Evan Almighty

With “Evan Almighty,” Steve Carell officially joins the ranks of Comic Actors Who Can Save Anything. This is not a particularly well-thought-out movie, nor a cleverly written one, nor will it be remembered five years from now for anything other than its extravagant budget (reportedly $200 million, the most ever spent on a comedy). Yet with Carell in the lead, it sails along smoothly and merrily, with enough laughs and feel-good messages to help it overcome its inherent weaknesses.

It’s a sequel to 2003’s “Bruce Almighty,” pretty much in name only, though director Tom Shadyac and writer Steve Oedekerk, both Jim Carrey veterans, have returned. The tone is completely different, so fans of the first film should be aware that this is an entirely different animal. “Bruce” was raucous and rowdy and starred monkeyboy Jim Carrey; “Evan” is genial and PG-rated and stars Carell, who’s as famous for underplayed subtlety as Carrey is for over-the-top clowning.

Carell plays Evan Baxter, a minor (but memorable) newsman character in “Bruce Almighty” who has now just been elected to Congress on his optimistic “Change the world” campaign platform. He and his family — wife Joan (Lauren Graham) and three sons of varying ages — move to suburban Virginia, and Evan goes to work as a junior congressman.

The speed with which Evan begins to neglect his family in favor of his work is impressive, even compared to other movies in which Dad works too much and must learn What’s Really Important. Honestly, it’s a matter of seconds. In the field of Forgetting Your Priorities and Becoming a Workaholic, this is probably a new speed record.

Then he starts getting little messages from God. The Bible reference “Gen. 6:14” keeps turning up, and strange woodworking tools and pallets of lumber are delivered to the house. Pairs of animals start to follow Evan everywhere he goes. Then God (Morgan Freeman) delivers the news firsthand: Evan is to build an ark, because there is going to be a flood.
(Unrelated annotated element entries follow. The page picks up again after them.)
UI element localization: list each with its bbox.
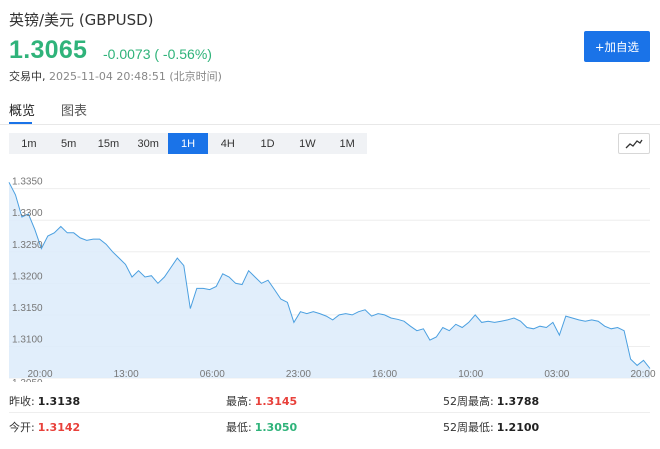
- x-tick-label: 16:00: [372, 369, 397, 380]
- chart-type-button[interactable]: [618, 133, 650, 154]
- high52-label: 52周最高:: [443, 395, 494, 408]
- stats-divider: [9, 412, 650, 413]
- tab-overview[interactable]: 概览: [9, 104, 36, 119]
- interval-4h[interactable]: 4H: [220, 137, 235, 150]
- y-tick-label: 1.3300: [12, 208, 43, 219]
- high-value: 1.3145: [254, 395, 298, 408]
- y-tick-label: 1.3050: [12, 378, 43, 382]
- trade-status: 交易中, 2025-11-04 20:48:51 (北京时间): [9, 68, 222, 84]
- open-value: 1.3142: [37, 421, 81, 434]
- x-tick-label: 20:00: [630, 369, 655, 380]
- x-tick-label: 13:00: [114, 369, 139, 380]
- stat-52w-high: 52周最高: 1.3788: [443, 393, 539, 409]
- y-tick-label: 1.3350: [12, 177, 43, 188]
- stat-open: 今开: 1.3142: [9, 419, 80, 435]
- x-tick-label: 06:00: [200, 369, 225, 380]
- timestamp: 2025-11-04 20:48:51 (北京时间): [49, 70, 222, 83]
- x-tick-label: 20:00: [27, 369, 52, 380]
- interval-1h[interactable]: 1H: [168, 133, 208, 154]
- stat-prev-close: 昨收: 1.3138: [9, 393, 80, 409]
- price-area: [9, 182, 650, 378]
- low52-label: 52周最低:: [443, 421, 494, 434]
- prev-close-value: 1.3138: [37, 395, 81, 408]
- stat-high: 最高: 1.3145: [226, 393, 297, 409]
- y-tick-label: 1.3250: [12, 240, 43, 251]
- x-tick-label: 10:00: [458, 369, 483, 380]
- price-chart[interactable]: 1.3350 1.3300 1.3250 1.3200 1.3150 1.3100 1.30…: [0, 162, 660, 382]
- tab-chart[interactable]: 图表: [61, 104, 88, 119]
- price-line: [8, 182, 651, 369]
- x-tick-label: 23:00: [286, 369, 311, 380]
- open-label: 今开:: [9, 421, 35, 434]
- high-label: 最高:: [226, 395, 252, 408]
- low-value: 1.3050: [254, 421, 298, 434]
- interval-selector: 1m 5m 15m 30m 1H 4H 1D 1W 1M: [9, 133, 367, 154]
- active-tab-indicator: [9, 122, 32, 124]
- interval-1d[interactable]: 1D: [260, 137, 275, 150]
- current-price: 1.3065: [9, 36, 88, 64]
- tab-bar: 概览 图表: [0, 100, 660, 124]
- low52-value: 1.2100: [496, 421, 540, 434]
- trade-state: 交易中,: [9, 70, 46, 83]
- prev-close-label: 昨收:: [9, 395, 35, 408]
- low-label: 最低:: [226, 421, 252, 434]
- interval-1m[interactable]: 1m: [21, 137, 37, 150]
- y-tick-label: 1.3200: [12, 271, 43, 282]
- y-tick-label: 1.3100: [12, 334, 43, 345]
- stat-low: 最低: 1.3050: [226, 419, 297, 435]
- price-change: -0.0073 ( -0.56%): [103, 46, 212, 62]
- interval-30m[interactable]: 30m: [137, 137, 159, 150]
- y-tick-label: 1.3150: [12, 303, 43, 314]
- tab-divider: [0, 124, 660, 125]
- interval-1w[interactable]: 1W: [299, 137, 316, 150]
- high52-value: 1.3788: [496, 395, 540, 408]
- instrument-title: 英镑/美元 (GBPUSD): [9, 11, 154, 29]
- line-chart-icon: [625, 139, 643, 148]
- stat-52w-low: 52周最低: 1.2100: [443, 419, 539, 435]
- add-to-watchlist-button[interactable]: +加自选: [584, 31, 650, 62]
- interval-5m[interactable]: 5m: [61, 137, 77, 150]
- interval-15m[interactable]: 15m: [97, 137, 120, 150]
- x-tick-label: 03:00: [544, 369, 569, 380]
- interval-1month[interactable]: 1M: [339, 137, 355, 150]
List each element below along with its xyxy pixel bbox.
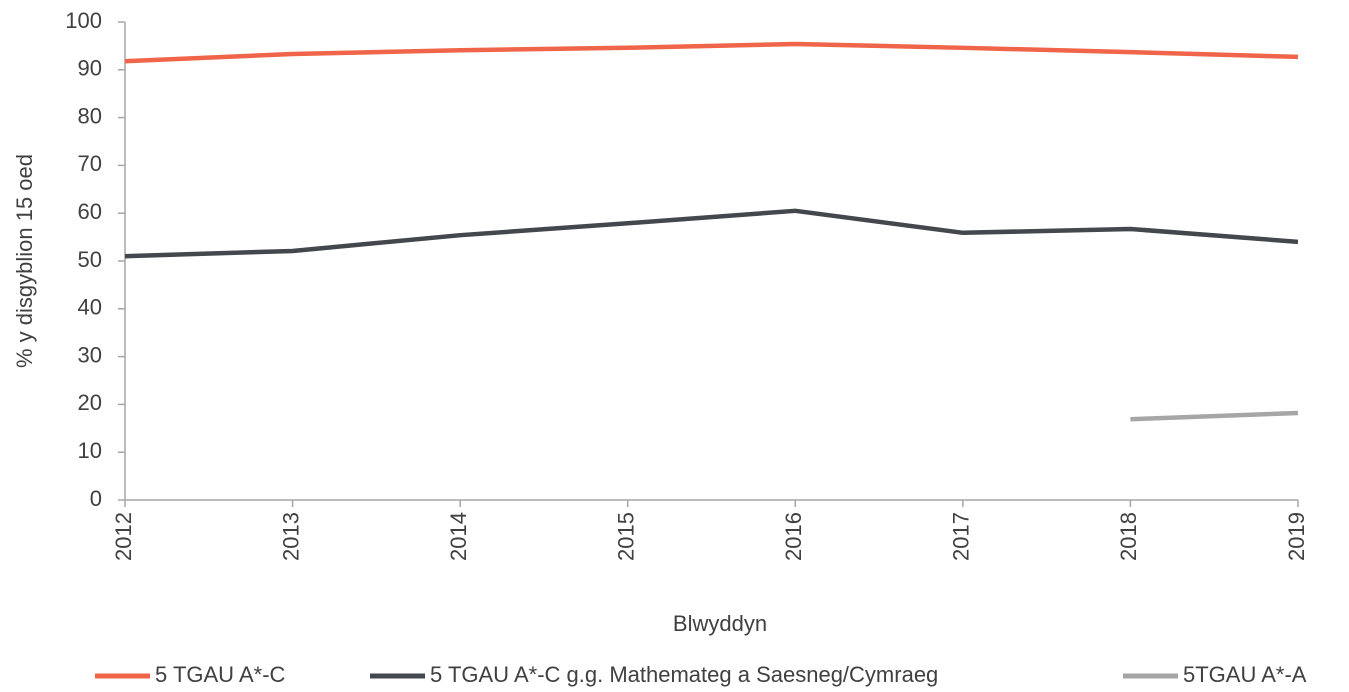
y-tick-label: 60 — [78, 199, 102, 224]
x-tick-label: 2019 — [1284, 512, 1309, 561]
y-tick-label: 90 — [78, 56, 102, 81]
y-tick-label: 40 — [78, 295, 102, 320]
y-axis-title: % y disgyblion 15 oed — [12, 154, 37, 368]
y-tick-label: 50 — [78, 247, 102, 272]
y-tick-label: 30 — [78, 342, 102, 367]
x-tick-label: 2015 — [614, 512, 639, 561]
y-tick-label: 80 — [78, 103, 102, 128]
series-line — [1130, 410, 1299, 422]
series-line — [124, 41, 1299, 64]
legend-label: 5 TGAU A*-C — [155, 662, 286, 687]
y-tick-label: 0 — [90, 486, 102, 511]
x-tick-label: 2012 — [111, 512, 136, 561]
x-tick-label: 2017 — [949, 512, 974, 561]
series-line — [124, 208, 1299, 259]
x-tick-label: 2014 — [446, 512, 471, 561]
legend-label: 5 TGAU A*-C g.g. Mathemateg a Saesneg/Cy… — [430, 662, 938, 687]
y-tick-label: 100 — [65, 8, 102, 33]
legend-label: 5TGAU A*-A — [1183, 662, 1307, 687]
x-tick-label: 2016 — [781, 512, 806, 561]
y-tick-label: 10 — [78, 438, 102, 463]
y-tick-label: 20 — [78, 390, 102, 415]
x-tick-label: 2018 — [1116, 512, 1141, 561]
x-axis-title: Blwyddyn — [673, 611, 767, 636]
x-tick-label: 2013 — [278, 512, 303, 561]
y-tick-label: 70 — [78, 151, 102, 176]
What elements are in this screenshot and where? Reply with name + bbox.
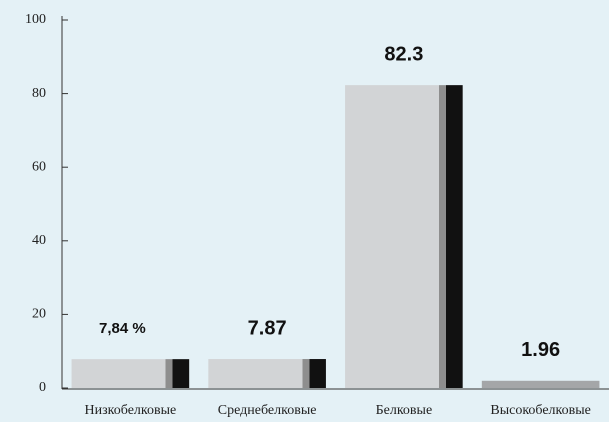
x-tick-label: Высокобелковые [490, 403, 591, 418]
value-label: 7.87 [248, 317, 287, 339]
bar [71, 359, 190, 388]
y-tick-label: 0 [39, 380, 46, 395]
x-tick-label: Белковые [376, 403, 433, 418]
y-tick-label: 20 [32, 307, 46, 322]
value-label: 82.3 [384, 43, 423, 65]
value-label: 1.96 [521, 339, 560, 361]
y-tick-label: 80 [32, 86, 46, 101]
bar [208, 359, 326, 388]
value-label: 7,84 % [99, 320, 146, 337]
bar [481, 380, 600, 388]
y-tick-label: 60 [32, 159, 46, 174]
x-tick-label: Низкобелковые [85, 403, 177, 418]
bar [345, 85, 463, 389]
y-tick-label: 100 [25, 12, 46, 27]
y-tick-label: 40 [32, 233, 46, 248]
x-tick-label: Среднебелковые [218, 403, 317, 418]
God is cagey about the details, as is His wont, but that’s the gist of it.

Duly convinced that he’s not hallucinating and that ark-building is indeed his calling, Evan gets to work. God makes things a bit harder on him by making his hair and beard grow wildly and requiring him to wear an Old Testament-style robe, and the film never really explains why, other than that it’s kinda funny. The movie also fails to indicate why it’s necessary to put all the animals on the ark, though I suspect it’s for the same reason. After all, if there were no animals, there could be no jokes about their poop! (That the film limits itself to only a dozen or so such references is indicative of the filmmakers’ extraordinary restraint.)

You get the feeling the film has been watered down in an effort to market it as an inoffensive Judeo-Christian religious comedy, and it’s definitely lost a lot of the bite that “Bruce Almighty” had. Yet it’s undeniably good-natured with its family-togetherness message — what better way to build an ark than to get the kids to help out? — and the lessons learned are not too heavy-handed.

Furthermore, there is Steve Carell. To his everlasting credit, no matter how outrageous a situation becomes, he always refuses to overplay it. He is a master of comic timing and nuance, able to cap off a scene with a reaction that’s perfectly calibrated to be funny without being too “big.” Considering that’s the exact opposite of Jim Carrey’s technique, it’s amazing that these two films have anything to do with each other at all.

Carell is aided by a fine support staff, including Wanda Sykes, Jonah Hill, and John Michael Higgins as congressional aides, and John Goodman as a good ol’ boy fellow representative. Molly Shannon, Ed Helms, and Jon Stewart pop up to steal a few laughs here and there, too, a reminder that no matter how funny you are, you gotta have your supporting players.

We can, and probably should, criticize the film’s laziness in some areas. For example, it’s unnecessary and predictable to make Evan a dog-hater in the beginning (The guy who hates animals is going to become Noah! Ho ho!), and a couple of Wanda Sykes’ jokes are about such ancient topics as fen-phen (taken off the market in 1997) and Whoopi Goldberg’s costume changes at the Oscars (which she last hosted in 2002). The story is, ultimately, rudimentary. But the performances by Carell and company are easy to like, easy to laugh at, and there’s nothing wrong with that.